Un'immagine dell'esperimento al centro della ricerca del Cnr di Pozzuoli
Come si rigenerano i tessuti? Nuove conoscenze arrivano da un gruppo di ricerca dell’Istituto di scienze applicate e sistemi intelligenti “Eduardo Caianiello” del Consiglio nazionale delle ricerche di Pozzuoli (Cnr-Isasi), che ha indagato il processo attraverso l’utilizzo di nanoprismi di oro inseriti all’interno di tessuti, sottoposti poi a illuminazione infrarossa. È stato visto che il calore generato da queste nanoparticelle stimolate con infrarossi accelera il processo di rigenerazione cellulare andando ad attivare le staminali presenti. Il lavoro, pubblicato su “Advanced Functional Materials”, apre nuovi orizzonti alla medicina rigenerativa: la luce può guarire una ferita?
«È una conferma del fatto che anche fattori fisici, oltre a quelli genetici e biochimici, hanno un peso nella rigenerazione tessutale – spiega Claudia Tortiglione (nella foto), primo ricercatore e coordinatrice del “Nanobiomolecular group” dell’Istituto di cui fanno parte anche Angela Tino e Massimo Rippa –. Calore, luce, radiazioni elettromagnetiche di vario spettro sono parametri che influiscono fortemente sul comportamento cellulare. Abbiamo scelto un modello di studio ottimale come il polipo d’acqua dolce, l’Hydra vulgaris, perché ha un potenziale di rigenerazione massimo: da un piccolissimo lembo può ricrearsi un organismo intero grazie all’altissima concentrazione di staminali». Questa capacità è stata, invece, perduta nei vertebrati; ad esempio l’uomo riesce a rigenerare allo stadio adulto solo parti di alcuni organi, come la pelle o il fegato. Sulla pelle rimane comunque una cicatrice a testimonianza della riparazione avvenuta ma senza che si compia una rigenerazione vera e propria.

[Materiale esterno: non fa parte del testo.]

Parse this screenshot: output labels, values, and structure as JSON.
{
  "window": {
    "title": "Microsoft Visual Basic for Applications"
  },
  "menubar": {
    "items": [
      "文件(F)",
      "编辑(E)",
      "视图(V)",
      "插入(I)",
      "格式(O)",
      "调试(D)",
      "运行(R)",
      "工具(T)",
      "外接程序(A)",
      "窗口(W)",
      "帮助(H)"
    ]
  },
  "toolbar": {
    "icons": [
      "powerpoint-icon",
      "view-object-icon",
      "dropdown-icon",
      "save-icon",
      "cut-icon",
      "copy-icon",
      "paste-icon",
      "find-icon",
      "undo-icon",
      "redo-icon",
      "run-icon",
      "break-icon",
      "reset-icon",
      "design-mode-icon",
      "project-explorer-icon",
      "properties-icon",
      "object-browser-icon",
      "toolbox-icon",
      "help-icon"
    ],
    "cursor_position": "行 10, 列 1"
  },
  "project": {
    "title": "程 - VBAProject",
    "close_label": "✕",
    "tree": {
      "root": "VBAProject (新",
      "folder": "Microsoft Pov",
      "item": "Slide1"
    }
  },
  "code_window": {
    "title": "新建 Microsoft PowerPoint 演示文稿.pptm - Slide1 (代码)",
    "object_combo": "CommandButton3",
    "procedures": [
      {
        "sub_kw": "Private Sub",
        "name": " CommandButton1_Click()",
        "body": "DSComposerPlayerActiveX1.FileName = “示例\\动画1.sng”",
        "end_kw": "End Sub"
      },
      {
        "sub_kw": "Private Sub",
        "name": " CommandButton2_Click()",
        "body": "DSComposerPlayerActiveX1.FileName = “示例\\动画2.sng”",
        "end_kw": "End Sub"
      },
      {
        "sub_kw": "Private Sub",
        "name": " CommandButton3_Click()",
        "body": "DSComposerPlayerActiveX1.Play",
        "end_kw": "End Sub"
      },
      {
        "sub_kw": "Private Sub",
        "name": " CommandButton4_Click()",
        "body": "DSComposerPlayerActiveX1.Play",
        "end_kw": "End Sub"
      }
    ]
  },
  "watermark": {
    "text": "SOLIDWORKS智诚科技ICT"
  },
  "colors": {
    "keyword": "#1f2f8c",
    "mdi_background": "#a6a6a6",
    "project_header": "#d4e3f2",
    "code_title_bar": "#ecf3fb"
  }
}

«Ci siamo posti la domanda – prosegue la ricercatrice – di cosa sarebbe accaduto se avessimo regolato l’intensità della stimolazione luminosa dei nanoprismi. Se aumentandola, infatti, la cellula può arrivare a morire, diminuendola pensavamo di poter osservare altro e così è stato. Il trattamento con “nanoheaters”, i nanomateriali che producono calore quando fotostimolati, ha prodotto un aumento della velocità di rigenerazione della testa dell’animale, in 2 anziché 3 giorni, della sua capacità riproduttiva e del tasso di proliferazione delle cellule staminali. Il profilo termico, inoltre, ha dimostrato un aumento di temperatura nei tessuti di circa 7 gradi».
Il secondo effetto è stato vedere che si riattivavano alcuni geni chiave dello sviluppo, e i geni coinvolti nella risposta allo stress termico in anticipo rispetto ai tempi normali a seguito della stimolazione. I “nanoheaters” avevano, cioè, un ruolo nel controllo dei meccanismi molecolari alla base della staminalità. Quali orizzonti si aprono ora? «La nostra sfida è orientata a capire come riattivare le cellule staminali nel tessuto umano adulto guidando in qualche modo il processo – conclude Tortiglione –. Immaginiamo nanoprismi per trattare le cellule in modo selettivo, ad esempio solo quelle al bordo di una ferita da riparare. Abbiamo, infatti, dimostrato la possibilità di controllo del processo, andando oltre la medicina rigenerativa perché scesi al livello della singola cellula. Con il “bioelectrical signalling” si può indirizzare l’effetto sulle cellule, e la ricerca ha delineato anche i meccanismi molecolari alla base di questa aumentata efficienza di rigenerazione. Il prossimo passo sarà quello di lavorare sulle linee transgeniche per chiarire ancora di più il livello molecolare, dopodiché si può ipotizzare anche di sfruttare l’effetto in negativo del trattamento, ovvero uccidere con la luce cellule bersaglio come quelle tumorali caricando di anticorpi specifici le nanoparticelle. Un problema persistente è proprio il governo di questi nanomateriali che tendono ad andare ovunque. Ora abbiamo uno strumento in più e siamo pronti a testarlo anche sui vertebrati».